Both methods discovered that the mangrove populations in the Ryukyu Islands are very disconnected. In fact, the mangroves on Iriomote’s west coast were completely separate from those on the east coast. According to the findings of genetic and oceanographic analyses, Okinawa’s main island recruits almost no mangrove propagules from other sites. However, some of the genetic traits of Okinawa’s main island mangroves were observed in mangroves on other islands. Although the research discovered that west Iriomote is isolated, there is the possibility of migration from Okinawa to east Iriomote.
Overall, the genetic exchange in the archipelago is rare and random. As for the GPS buoys, some of them made it to Ishigaki and Miyako and even South Korea and south China, around one third beached on Iriomote, but most of them were taken out into the Pacific by the Kuroshio current.
So, what does this mean for conservation?

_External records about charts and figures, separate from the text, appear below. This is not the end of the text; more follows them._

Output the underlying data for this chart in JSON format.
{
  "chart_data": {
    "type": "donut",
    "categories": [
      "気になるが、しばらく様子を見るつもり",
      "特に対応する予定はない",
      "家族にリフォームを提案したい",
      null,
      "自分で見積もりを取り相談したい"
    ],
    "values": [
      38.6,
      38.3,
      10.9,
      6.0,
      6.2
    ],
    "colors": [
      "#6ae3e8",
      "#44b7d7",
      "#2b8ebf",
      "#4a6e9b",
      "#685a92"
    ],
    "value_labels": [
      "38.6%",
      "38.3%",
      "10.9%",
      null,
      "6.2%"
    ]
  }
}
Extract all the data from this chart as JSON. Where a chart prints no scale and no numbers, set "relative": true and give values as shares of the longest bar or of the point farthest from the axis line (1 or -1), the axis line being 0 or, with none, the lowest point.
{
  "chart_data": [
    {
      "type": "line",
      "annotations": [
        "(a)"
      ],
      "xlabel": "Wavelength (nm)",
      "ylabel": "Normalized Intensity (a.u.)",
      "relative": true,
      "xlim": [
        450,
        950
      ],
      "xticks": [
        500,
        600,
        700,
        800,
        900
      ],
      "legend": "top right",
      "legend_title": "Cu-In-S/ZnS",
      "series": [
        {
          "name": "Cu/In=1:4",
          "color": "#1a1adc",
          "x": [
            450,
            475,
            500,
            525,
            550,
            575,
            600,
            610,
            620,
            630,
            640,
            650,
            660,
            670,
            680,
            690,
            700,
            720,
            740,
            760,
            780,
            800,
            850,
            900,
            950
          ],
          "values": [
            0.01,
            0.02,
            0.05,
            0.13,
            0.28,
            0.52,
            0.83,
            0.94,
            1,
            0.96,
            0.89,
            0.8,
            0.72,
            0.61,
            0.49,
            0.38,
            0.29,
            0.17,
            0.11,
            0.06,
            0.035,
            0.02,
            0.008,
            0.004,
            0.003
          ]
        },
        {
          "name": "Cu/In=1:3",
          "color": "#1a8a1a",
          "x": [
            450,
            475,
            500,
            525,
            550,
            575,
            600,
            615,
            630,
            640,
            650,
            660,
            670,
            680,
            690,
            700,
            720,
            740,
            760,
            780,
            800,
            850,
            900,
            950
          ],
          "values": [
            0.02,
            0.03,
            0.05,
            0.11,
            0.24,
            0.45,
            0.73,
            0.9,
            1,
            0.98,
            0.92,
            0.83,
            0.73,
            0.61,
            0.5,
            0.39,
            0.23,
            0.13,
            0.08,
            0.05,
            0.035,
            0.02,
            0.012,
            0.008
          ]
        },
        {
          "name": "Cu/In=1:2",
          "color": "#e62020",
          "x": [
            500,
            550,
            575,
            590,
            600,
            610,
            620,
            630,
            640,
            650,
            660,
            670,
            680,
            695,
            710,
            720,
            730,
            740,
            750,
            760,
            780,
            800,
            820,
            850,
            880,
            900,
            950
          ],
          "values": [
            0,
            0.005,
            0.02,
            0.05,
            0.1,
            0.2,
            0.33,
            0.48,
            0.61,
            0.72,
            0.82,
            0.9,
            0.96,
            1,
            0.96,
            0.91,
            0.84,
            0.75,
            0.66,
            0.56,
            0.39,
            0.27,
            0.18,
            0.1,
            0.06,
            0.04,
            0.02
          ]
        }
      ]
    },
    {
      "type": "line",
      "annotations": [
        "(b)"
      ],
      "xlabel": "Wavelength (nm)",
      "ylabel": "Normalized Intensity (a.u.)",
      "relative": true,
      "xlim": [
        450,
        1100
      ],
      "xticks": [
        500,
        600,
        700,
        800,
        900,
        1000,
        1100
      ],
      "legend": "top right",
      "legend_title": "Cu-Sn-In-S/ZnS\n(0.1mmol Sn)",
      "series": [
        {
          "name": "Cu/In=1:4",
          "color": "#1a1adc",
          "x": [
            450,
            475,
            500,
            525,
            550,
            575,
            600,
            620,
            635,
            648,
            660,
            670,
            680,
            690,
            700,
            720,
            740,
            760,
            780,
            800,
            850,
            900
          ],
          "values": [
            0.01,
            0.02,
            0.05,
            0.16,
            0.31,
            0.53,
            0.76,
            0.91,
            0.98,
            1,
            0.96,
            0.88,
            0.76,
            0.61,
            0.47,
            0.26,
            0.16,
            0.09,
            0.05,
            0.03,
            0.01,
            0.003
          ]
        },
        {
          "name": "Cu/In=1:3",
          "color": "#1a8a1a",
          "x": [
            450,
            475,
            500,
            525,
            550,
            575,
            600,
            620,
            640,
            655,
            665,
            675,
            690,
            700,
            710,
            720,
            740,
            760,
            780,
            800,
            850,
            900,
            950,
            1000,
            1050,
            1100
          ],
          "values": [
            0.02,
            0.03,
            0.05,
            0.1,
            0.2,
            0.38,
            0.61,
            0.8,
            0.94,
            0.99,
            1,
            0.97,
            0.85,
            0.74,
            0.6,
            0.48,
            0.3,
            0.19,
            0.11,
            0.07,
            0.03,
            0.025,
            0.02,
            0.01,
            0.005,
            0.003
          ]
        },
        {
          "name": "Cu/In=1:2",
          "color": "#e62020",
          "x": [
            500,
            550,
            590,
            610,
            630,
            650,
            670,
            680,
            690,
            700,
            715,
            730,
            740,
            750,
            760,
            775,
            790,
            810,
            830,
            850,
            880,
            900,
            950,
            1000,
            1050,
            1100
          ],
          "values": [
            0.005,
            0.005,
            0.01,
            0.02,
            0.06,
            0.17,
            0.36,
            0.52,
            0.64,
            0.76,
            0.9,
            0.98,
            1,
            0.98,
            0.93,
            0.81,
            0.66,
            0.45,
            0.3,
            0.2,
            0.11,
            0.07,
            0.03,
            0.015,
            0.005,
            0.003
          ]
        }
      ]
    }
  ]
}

“Efforts from local conservation groups are extremely important,” Ms. Thomas stated. “Because these forests aren’t particularly connected, removing one is unlikely to result in natural regeneration. It is far easier to protect existing forests than it is to restore them. Each mangrove forest requires site-specific conservation plans and local monitoring.”
Ms. Thomas went on to say that Iriomote, which is part of a national park and was named a UNESCO world heritage site last year, exemplifies the importance of preserving mangrove forests.